Maia (2001) observou que são definições do senso comum que justificam o uso das

categorizações ditas como ‘matemática abstrata’ e ‘matemática concreta’. Ela percebeu que o

concreto está associado ao cotidiano e manipulável, enquanto o abstrato está ligado ao raciocínio e

a lógica. Para ela, o ensino de matemática é guiado pelo apego ao seu estado mais abstrato, no

sentido de não apresentar qualquer ligação com o concreto material, quando muito, exploram-se

apenas as relações triviais do conhecimento matemático com o cotidiano.

Para Machado (2011, p.54), o processo de conhecimento, de uma maneira geral,

desenvolve-se numa ascensão do concreto ao abstrato, da realidade aos modelos teóricos. Após o

fracasso do Movimento da Matemática Moderna fortaleceu-se a crença de que, partindo da

manipulação de objetos concretos, a criança naturalmente desenvolveria o raciocínio abstrato.

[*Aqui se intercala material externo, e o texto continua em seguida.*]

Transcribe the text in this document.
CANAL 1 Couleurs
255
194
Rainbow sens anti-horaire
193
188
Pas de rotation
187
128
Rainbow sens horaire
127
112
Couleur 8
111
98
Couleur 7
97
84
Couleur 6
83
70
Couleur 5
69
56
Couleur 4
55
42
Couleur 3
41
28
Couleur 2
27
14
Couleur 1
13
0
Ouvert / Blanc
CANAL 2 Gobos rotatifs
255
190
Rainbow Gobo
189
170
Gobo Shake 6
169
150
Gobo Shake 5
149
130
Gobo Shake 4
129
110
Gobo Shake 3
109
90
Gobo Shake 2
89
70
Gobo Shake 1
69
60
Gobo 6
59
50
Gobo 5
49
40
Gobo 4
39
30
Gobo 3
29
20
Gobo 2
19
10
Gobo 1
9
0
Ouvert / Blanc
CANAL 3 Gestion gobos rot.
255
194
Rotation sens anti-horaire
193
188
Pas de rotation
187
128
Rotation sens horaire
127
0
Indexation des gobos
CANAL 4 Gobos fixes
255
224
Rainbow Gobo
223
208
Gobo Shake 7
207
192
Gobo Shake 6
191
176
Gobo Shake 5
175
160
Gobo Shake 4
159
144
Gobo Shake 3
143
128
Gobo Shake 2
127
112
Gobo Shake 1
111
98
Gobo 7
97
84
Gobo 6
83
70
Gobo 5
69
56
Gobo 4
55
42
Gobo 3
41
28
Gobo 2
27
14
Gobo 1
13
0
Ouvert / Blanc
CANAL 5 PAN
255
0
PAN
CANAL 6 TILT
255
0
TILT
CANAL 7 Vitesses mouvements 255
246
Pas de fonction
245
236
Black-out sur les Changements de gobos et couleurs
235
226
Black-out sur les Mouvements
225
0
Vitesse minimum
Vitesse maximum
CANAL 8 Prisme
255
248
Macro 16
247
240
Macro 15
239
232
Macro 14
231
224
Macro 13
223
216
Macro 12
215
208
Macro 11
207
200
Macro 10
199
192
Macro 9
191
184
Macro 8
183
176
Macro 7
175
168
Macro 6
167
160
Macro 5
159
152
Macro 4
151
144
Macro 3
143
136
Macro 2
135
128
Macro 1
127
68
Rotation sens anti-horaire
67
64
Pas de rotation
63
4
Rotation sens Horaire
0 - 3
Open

Com isso, surgiram expressões do tipo, “primeiro trabalha-se o conceito no concreto para depois

trabalhá-lo no abstrato”, ou seja, concreto e abstrato se caracterizando como dois elementos

dissociados.

Essas interpretações reducionistas e disjuntas se constituem em equívocos relativos às

concepções de concreto e de abstrato e permeiam os espaços escolares, interferindo diretamente

no processo de ensino. Um erro conceptual diz respeito à responsabilidade que é atribuída a

Matemática pelos processos de abstração no âmbito da escola. Justificam-se, quase sempre, as

dificuldades no percurso do ensino e da aprendizagem, por essa via de análise.

No entanto, de acordo com as concepções do senso comum, não só a Matemática, mas,

todas as Ciências são constituídas de processos abstratos, por mais que seus objetos de estudo

sejam elementos do mundo físico. O elemento ‘abstração’ deve ser concebido como natural nos

processos de ensino, pois seria impossível avançar em termos de conhecimento, em qualquer nível

de escolaridade, sem se adentrar no mundo da abstração.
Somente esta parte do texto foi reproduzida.